La lista continúa por cada nueva época de la vida, hasta el momento en que se termina ésta y acabamos por ser una coordenada de la superficie terrestre. Nacimos con un número, y morimos con otro, al fin y al cabo.

Pero, entre toda esta vorágine de nombres y números, resulta que hay algunos que conscientemente buscamos. Queremos ser el Él de Ella (o al revés), queremos dejar de ser dos para pasar a ser tres, siempre queremos uno más aunque de pequeños nos dieran dos. Y casi siempre, queremos ser los primeros. Buscamos ser “El Jefe”, y llegado el momento, nos llega el impulso de ser llamados “Papá” o “Mamá”, dependiendo. Luego, llega el momento de ser “El abuelo”, con un poco de suerte habiendo pasado por la época del “Tío Guay”.

En fin, que al final podemos llegar a aficionarnos a esto de los nombres y los números. Al fin y al cabo, tras tanto tiempo bailando con todas estas denominaciones, algunas con un componente sentimental tan fuerte, no es de extrañar que nos encariñemos con ellas. Además, hacen que el mundo sea más sencillo, más fácil de entender. Son como pequeñas etiquetas (metadatos en el hoy en día) que nos ayudan a clasificar rápidamente todo(s) aquello(s) que nos rodea(n).
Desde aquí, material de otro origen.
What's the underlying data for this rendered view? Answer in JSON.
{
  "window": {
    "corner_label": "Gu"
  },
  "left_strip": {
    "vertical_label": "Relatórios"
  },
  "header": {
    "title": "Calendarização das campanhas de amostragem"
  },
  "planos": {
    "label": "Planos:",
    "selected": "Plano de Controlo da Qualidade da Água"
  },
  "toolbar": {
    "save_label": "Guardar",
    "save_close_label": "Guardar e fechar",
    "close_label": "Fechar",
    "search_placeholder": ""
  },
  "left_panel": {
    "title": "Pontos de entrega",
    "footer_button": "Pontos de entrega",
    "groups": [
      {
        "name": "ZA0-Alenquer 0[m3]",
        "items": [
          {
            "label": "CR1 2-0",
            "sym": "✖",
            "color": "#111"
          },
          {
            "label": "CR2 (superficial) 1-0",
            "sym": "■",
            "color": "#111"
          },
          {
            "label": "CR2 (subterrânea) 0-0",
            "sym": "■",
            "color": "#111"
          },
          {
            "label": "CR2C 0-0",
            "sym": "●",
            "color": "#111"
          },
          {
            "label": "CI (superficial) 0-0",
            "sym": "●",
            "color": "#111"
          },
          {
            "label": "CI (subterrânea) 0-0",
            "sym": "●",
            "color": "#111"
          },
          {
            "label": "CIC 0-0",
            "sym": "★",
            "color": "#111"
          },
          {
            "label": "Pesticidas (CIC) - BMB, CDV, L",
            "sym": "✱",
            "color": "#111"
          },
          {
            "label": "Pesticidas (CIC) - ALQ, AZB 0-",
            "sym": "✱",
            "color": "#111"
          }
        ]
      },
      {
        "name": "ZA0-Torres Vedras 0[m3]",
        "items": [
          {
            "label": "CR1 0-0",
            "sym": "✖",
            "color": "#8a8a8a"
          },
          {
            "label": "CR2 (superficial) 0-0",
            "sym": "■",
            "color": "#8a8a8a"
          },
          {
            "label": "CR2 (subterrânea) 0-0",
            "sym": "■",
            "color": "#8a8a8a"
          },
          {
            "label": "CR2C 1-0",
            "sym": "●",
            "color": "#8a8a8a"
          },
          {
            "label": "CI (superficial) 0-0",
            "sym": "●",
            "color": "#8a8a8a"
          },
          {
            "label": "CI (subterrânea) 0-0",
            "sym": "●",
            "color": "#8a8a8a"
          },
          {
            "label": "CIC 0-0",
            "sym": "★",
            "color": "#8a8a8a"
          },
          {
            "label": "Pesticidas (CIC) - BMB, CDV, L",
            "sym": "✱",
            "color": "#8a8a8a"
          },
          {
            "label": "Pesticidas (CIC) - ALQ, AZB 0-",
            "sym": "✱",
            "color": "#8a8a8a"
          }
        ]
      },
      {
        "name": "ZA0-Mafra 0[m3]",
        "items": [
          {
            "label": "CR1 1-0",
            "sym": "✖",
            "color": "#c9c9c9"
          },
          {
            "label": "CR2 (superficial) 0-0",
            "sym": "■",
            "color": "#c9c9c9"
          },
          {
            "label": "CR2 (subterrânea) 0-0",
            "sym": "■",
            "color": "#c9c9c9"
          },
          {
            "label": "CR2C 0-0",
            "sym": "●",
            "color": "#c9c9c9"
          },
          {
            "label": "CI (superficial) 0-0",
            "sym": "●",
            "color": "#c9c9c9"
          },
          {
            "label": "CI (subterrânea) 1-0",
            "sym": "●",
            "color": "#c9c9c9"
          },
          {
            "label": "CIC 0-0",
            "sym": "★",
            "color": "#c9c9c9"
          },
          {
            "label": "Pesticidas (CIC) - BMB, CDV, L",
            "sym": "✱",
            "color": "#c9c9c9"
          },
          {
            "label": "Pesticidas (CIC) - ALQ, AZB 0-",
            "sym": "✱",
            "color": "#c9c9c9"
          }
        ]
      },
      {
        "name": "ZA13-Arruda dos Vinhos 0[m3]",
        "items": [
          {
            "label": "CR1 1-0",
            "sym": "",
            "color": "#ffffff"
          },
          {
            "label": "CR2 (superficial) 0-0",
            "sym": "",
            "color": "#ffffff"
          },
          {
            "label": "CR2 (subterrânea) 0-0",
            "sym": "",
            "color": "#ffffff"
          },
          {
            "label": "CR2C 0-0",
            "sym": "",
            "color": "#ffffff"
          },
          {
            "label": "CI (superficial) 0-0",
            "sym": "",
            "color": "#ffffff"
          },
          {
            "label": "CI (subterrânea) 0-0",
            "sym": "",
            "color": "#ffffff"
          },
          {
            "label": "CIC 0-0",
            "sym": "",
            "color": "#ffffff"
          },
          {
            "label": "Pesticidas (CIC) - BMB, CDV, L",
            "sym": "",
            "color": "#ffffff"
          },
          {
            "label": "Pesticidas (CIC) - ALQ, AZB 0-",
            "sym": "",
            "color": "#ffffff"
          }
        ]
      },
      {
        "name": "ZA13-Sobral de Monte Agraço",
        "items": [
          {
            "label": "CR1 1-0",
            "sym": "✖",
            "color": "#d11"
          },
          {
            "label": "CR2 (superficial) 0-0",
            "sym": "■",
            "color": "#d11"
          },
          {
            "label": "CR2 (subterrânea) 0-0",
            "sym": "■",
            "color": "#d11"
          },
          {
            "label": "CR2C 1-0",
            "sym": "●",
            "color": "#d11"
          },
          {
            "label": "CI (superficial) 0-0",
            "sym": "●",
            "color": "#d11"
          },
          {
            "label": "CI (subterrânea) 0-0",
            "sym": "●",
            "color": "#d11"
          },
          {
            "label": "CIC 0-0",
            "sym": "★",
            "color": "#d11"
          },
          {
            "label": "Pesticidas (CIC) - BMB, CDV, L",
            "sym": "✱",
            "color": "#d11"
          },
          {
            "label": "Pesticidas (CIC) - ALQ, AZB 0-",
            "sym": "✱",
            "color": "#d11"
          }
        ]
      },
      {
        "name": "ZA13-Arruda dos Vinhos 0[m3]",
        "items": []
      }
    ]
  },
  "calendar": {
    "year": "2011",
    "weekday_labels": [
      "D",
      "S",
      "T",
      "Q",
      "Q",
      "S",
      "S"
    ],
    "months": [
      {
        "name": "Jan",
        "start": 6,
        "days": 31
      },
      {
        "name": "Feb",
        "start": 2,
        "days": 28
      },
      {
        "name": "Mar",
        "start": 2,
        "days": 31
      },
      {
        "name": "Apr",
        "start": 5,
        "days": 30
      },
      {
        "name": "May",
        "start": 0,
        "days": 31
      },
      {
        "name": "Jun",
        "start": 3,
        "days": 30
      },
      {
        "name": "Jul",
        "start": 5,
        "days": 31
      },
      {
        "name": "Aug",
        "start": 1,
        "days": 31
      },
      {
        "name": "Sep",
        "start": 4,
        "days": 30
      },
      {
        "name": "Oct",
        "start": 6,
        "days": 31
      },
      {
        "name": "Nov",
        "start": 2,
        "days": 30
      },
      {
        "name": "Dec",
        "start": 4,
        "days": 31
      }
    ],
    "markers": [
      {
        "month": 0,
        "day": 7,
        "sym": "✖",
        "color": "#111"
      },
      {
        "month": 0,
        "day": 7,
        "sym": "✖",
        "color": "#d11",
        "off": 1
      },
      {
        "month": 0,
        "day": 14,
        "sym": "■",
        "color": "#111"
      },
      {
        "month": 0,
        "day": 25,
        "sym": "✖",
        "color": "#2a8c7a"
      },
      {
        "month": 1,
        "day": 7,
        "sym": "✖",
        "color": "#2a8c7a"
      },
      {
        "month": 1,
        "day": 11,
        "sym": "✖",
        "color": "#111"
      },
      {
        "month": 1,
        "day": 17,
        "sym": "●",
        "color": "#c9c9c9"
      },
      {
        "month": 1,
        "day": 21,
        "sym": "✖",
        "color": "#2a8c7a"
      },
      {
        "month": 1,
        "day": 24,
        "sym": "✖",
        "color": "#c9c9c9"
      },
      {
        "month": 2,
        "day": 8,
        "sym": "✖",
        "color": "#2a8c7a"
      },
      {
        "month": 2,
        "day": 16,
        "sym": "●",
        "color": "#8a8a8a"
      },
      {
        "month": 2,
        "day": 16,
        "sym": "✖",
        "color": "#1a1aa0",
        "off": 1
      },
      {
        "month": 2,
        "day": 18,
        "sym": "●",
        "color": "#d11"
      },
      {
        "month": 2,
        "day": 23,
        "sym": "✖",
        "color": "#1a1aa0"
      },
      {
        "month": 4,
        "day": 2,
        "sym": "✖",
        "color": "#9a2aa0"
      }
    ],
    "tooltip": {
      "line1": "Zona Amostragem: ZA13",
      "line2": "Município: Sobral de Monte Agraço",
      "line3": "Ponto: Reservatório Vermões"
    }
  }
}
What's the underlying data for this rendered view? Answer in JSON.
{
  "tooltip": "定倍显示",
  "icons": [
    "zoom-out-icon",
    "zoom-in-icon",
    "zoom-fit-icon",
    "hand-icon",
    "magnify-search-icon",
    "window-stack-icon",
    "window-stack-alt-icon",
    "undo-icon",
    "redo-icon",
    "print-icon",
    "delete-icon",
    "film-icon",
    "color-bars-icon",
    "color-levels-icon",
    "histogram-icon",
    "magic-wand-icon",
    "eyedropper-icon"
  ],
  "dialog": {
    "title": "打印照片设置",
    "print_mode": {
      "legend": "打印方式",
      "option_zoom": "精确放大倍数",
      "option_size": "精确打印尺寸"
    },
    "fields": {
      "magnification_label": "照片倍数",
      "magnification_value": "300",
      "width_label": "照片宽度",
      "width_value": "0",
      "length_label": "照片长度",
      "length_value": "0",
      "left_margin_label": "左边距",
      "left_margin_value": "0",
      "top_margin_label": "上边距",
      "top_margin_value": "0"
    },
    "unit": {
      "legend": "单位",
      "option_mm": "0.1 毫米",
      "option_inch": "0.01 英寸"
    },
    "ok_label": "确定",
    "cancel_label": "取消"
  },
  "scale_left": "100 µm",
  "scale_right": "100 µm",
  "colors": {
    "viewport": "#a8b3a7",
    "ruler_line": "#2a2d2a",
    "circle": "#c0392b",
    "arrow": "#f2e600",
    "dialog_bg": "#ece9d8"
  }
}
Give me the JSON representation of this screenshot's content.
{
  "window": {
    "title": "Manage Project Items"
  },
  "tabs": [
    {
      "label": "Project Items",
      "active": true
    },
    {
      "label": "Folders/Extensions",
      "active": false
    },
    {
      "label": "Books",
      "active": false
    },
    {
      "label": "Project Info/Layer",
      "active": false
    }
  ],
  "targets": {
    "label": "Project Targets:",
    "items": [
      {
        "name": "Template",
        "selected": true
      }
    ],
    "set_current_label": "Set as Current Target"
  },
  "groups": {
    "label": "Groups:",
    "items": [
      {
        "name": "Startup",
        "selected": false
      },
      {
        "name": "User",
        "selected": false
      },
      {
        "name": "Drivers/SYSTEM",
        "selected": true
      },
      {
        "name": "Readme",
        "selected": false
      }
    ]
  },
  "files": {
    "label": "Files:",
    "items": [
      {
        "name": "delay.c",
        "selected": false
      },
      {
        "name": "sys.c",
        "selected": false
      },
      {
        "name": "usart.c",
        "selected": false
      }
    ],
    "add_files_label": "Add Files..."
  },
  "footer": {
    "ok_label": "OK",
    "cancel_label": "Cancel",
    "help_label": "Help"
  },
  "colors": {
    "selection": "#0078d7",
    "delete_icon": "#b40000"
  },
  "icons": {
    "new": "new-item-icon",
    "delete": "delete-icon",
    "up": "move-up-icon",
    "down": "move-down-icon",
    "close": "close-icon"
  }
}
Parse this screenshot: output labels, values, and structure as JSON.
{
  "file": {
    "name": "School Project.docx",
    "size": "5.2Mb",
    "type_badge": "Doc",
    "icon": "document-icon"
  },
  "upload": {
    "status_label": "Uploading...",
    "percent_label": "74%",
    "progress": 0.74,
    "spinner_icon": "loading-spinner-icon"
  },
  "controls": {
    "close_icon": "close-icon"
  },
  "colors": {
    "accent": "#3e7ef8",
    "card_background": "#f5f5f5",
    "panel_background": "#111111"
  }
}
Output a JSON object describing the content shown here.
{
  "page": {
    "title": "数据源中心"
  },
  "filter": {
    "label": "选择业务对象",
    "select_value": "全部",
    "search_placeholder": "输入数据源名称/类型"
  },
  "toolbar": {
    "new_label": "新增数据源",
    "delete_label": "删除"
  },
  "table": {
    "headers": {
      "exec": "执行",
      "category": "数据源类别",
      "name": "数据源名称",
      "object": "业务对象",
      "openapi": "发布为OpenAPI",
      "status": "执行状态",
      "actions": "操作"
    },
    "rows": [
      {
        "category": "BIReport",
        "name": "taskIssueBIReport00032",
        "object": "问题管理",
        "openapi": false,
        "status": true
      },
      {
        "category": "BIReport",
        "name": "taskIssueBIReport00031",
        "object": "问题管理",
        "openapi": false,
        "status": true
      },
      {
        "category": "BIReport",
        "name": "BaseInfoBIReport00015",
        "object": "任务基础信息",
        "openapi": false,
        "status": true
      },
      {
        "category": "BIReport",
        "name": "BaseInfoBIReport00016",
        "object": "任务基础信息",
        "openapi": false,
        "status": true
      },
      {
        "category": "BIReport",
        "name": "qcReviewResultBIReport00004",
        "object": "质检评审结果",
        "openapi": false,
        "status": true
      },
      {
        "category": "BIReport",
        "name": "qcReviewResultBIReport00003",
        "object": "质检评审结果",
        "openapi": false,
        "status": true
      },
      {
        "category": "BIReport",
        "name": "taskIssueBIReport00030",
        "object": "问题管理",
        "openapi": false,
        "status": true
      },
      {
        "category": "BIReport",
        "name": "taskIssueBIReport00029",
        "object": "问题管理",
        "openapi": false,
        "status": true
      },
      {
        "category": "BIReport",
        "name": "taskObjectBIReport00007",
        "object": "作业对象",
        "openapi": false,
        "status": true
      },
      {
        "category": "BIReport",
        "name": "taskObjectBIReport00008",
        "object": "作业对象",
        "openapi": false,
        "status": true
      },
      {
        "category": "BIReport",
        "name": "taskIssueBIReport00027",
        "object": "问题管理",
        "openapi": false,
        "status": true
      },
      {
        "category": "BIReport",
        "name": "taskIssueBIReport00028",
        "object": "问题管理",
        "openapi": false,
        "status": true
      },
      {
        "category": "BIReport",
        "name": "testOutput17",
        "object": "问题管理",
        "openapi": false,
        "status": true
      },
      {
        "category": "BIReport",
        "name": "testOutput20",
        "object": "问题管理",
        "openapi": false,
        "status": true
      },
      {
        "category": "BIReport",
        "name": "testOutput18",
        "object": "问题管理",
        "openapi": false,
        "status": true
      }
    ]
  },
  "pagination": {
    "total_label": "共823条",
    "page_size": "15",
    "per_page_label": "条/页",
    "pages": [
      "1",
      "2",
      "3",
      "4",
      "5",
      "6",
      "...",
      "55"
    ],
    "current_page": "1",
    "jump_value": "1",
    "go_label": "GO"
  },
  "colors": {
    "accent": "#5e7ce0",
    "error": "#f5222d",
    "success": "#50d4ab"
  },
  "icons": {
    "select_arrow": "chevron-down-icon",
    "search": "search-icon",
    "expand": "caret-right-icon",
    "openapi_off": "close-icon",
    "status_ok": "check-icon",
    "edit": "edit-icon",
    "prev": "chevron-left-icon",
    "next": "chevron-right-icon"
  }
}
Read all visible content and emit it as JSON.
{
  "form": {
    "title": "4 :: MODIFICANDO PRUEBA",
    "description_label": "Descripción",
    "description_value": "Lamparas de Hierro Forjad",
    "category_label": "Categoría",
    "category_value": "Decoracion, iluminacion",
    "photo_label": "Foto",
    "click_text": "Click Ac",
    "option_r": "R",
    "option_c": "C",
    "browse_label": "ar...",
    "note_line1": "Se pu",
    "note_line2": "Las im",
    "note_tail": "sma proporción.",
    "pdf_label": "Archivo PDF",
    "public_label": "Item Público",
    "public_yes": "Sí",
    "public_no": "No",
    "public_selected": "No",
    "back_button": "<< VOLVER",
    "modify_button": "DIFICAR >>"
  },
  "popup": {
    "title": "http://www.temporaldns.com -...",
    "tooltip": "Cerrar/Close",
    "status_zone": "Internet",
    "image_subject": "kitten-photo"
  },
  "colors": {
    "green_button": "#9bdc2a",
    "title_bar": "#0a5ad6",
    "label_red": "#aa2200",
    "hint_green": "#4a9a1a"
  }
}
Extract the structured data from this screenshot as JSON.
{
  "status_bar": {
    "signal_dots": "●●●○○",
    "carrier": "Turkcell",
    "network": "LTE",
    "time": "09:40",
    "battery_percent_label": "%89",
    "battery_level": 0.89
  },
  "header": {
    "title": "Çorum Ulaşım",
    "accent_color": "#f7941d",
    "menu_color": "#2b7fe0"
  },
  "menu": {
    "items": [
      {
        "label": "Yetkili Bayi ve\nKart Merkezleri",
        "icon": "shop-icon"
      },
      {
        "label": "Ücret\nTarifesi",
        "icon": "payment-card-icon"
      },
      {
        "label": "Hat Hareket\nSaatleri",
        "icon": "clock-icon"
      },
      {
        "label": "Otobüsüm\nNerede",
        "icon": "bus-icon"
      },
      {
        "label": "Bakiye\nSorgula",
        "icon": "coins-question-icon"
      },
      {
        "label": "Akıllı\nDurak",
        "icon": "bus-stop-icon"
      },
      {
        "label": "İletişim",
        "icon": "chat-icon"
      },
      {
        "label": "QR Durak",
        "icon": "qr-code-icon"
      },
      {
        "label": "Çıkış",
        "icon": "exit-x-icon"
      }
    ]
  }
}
No más pensar profundamente sobre la persona detrás del nombre o el número.

Los números siempre estarán ahí.
“numbers” por razangraphics (Haz click para ir a su DeviantArt)

Pero, ¿es eso bueno?

Y lo que es más, ¿es eso siquiera correcto?

Ahora es cuando entra en esta pequeña discusión el último manga que he podido leer. “Great Teacher Onizuka” (GTO) es la historia de un tal Onizuka, de apenas unos veintitantos, hombre de pocos talentos, pero de una inquebrantable (más o menos) convicción, tanto física como mental, que un día decide hacerse profesor para “poder casarse con una chica de dieciséis cuando tenga cuarenta”. Es una historia que recomiendo ampliamente, con la mezcla de humor y dramatismo que creo es la fórmula prácticamente perfecta para transmitir un mensaje. Tan sólo destacar un aspecto de esta historia, y ése será la constante voluntad de Onizuka de conocer a sus alumnos más allá de lo que ponga en su expediente académico, más allá de sus números de clase.

Tal vez fuera eso, el ataque directo a las etiquetas que conforma esta historia, tal vez alguna crisis imaginaria de los veintidós, la cuestión es que pensé en los nombres. Pensé en ellos largo y tendido y, como hiciera cuando tenía bastantes menos años, vuelvo a concluir que se les da demasiada importancia. Como si unos símbolos, garabatos a todas luces para cualquier otra especie del universo, tuvieran algún verdadero valor por sí solos.

Para mí, los nombres, que no son sino una manera de referirse a algo sin tener que andar a vueltas sobre qué exactamente, han adquirido un poder que es a todas luces ridículo. Un nombre nunca debería valer más que aquello que representa. Su peso, en cualquier situación, debería poder ser puesto en duda por muy buenos que sean sus antecedentes.

Los nombres deberían volver a ser herramientas, no fines.

Y tal vez, al fin, poner de nuevo de moda eso de comunicar lo que hay detrás de los nombres.

Al fin y al cabo, si se me ocurriese llamar, por ejemplo, “armurias” a los armarios, y suficiente gente siguiera el mismo camino, tanto como para llegar al diccionario de la RAE cambiando efectivamente la manera en la que se dice “armario”, ¿habríamos cambiado de alguna manera lo que es un armario?

Puedes tirarte una semana repitiendo “armuria” mil veces al día. Ya me contarás si tu armario hace algún gesto de transformarse en otra cosa.